Saturday, August 15, 2009

Rationing and Universal Healthcare


If you read the title above and instantly thought to yourself, "There's no rationing in the healthcare bill right now. All you have to do is read it! Ha!", here is a rather important fact to keep in mind: rationing can and likely will take place regardless of whether or not it's mentioned in a bill. A government-run industry cannot function without either incurring rationing or extreme prices.

Confused? Flash back to Econ 101: supply and demand dictate price. When demand outweighs supply, prices rise. When supply outweighs demand, prices fall. Assuming a fixed demand, supply is inversely proportional to price (s=d/p). Now, assuming the number of sick people remains constant, apply these principles to healthcare. When there are too few doctors to provide care or too few pharmaceutical companies to provide medicine, prices rise. Because profits now rise, existing doctors and pharmas are able to provide better care and people may see these profits and enter the medical industry. If this creates the opposite problem of too many doctors and pharmas, increased competition results, prices are driven down, and quality is driven up.
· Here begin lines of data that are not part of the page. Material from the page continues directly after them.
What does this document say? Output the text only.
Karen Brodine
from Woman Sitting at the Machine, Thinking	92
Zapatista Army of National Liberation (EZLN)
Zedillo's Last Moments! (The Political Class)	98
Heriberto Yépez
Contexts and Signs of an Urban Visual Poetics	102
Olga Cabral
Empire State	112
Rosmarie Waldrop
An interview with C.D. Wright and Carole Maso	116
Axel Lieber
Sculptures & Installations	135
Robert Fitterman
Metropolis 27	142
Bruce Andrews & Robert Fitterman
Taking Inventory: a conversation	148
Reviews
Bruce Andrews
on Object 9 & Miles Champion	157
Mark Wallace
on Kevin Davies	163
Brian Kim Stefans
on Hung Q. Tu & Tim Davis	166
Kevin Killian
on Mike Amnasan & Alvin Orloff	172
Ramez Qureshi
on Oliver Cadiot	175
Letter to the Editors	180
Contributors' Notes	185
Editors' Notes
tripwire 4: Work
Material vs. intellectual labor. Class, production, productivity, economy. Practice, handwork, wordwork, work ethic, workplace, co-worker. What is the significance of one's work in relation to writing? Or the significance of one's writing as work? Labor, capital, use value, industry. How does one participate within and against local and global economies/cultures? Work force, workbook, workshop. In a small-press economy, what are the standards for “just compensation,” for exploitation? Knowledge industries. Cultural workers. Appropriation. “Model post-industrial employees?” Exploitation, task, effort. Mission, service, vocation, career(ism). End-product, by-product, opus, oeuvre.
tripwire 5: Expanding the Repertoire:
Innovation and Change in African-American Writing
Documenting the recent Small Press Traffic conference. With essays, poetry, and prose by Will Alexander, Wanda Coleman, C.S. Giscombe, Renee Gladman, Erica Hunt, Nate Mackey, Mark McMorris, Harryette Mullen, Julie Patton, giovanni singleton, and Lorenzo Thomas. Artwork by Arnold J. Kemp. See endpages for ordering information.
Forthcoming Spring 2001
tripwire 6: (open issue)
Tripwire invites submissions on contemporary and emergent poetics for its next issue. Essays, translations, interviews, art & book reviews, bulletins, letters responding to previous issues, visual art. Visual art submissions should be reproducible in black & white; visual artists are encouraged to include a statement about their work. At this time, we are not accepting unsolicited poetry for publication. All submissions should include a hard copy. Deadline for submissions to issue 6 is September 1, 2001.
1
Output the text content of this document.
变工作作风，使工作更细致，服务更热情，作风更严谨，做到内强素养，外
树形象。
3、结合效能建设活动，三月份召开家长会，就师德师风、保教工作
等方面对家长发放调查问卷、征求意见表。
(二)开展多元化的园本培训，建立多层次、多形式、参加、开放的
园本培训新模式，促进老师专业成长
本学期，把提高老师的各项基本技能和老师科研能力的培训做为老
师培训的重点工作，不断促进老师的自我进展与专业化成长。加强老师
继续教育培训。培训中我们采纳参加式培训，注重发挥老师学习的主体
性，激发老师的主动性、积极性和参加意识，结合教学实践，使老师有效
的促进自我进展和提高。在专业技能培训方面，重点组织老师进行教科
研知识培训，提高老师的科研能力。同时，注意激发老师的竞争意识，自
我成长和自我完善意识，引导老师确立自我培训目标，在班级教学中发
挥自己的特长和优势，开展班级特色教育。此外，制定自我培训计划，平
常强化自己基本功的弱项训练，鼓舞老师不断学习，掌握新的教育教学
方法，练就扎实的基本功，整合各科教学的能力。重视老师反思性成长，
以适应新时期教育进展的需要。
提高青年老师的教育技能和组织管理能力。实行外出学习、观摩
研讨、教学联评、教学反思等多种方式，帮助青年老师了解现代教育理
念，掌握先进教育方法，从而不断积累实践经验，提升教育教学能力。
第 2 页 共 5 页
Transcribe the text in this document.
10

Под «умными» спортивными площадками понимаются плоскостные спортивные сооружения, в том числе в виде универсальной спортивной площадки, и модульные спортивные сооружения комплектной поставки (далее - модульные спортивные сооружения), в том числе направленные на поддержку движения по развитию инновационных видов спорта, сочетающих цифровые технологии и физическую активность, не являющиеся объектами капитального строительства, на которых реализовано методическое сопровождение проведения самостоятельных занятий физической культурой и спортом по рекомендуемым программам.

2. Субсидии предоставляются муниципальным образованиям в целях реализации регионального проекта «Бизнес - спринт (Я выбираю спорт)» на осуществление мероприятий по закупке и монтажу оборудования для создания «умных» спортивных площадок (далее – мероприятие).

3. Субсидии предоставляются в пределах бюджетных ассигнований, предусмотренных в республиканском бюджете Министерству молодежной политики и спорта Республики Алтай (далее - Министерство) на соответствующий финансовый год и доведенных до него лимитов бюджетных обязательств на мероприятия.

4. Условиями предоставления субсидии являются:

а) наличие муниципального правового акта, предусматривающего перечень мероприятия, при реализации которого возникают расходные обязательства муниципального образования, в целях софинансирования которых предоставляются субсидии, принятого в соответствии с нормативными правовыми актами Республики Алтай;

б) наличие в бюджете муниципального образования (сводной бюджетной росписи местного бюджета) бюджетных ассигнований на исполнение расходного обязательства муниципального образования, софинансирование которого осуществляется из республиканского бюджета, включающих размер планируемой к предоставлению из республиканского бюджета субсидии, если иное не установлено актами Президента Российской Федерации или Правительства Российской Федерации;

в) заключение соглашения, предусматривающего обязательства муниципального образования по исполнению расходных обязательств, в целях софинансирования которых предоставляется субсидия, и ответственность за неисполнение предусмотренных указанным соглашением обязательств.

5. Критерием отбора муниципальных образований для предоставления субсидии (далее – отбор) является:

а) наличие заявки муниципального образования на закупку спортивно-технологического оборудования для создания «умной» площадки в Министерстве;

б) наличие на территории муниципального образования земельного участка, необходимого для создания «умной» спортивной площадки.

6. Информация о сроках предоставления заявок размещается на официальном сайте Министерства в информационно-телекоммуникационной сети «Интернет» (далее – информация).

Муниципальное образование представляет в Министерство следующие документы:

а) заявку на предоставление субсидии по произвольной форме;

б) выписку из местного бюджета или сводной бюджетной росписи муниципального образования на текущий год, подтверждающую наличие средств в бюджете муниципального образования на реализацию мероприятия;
Now flash forward to a government-run health system. Because prices are no longer a reliable indicator of supply and demand (they never are when funds are taken from and services are supplied to a collective; see the article "Healthcare: Understanding the Status Quo" for more), the correct supply to meet the demand is unknown. If supply is too high, exorbitant costs result and there is no price mechanism to show any way of lowering costs. Cuts will be taken across the board, and that means that some people will be unable to receive care. If supply is too low, well--you're already there.

"But we'll be able to calculate costs without prices. We'll just find that happy spot where supply is perfect to meet demand!" You mean just like the Post Office? Just like the public education system? Just like the government-run healthcare systems we already have, Medicare, Medicaid, and the VA? All of these entities give substandard service and are drowning in red ink. A national health care system will be no different.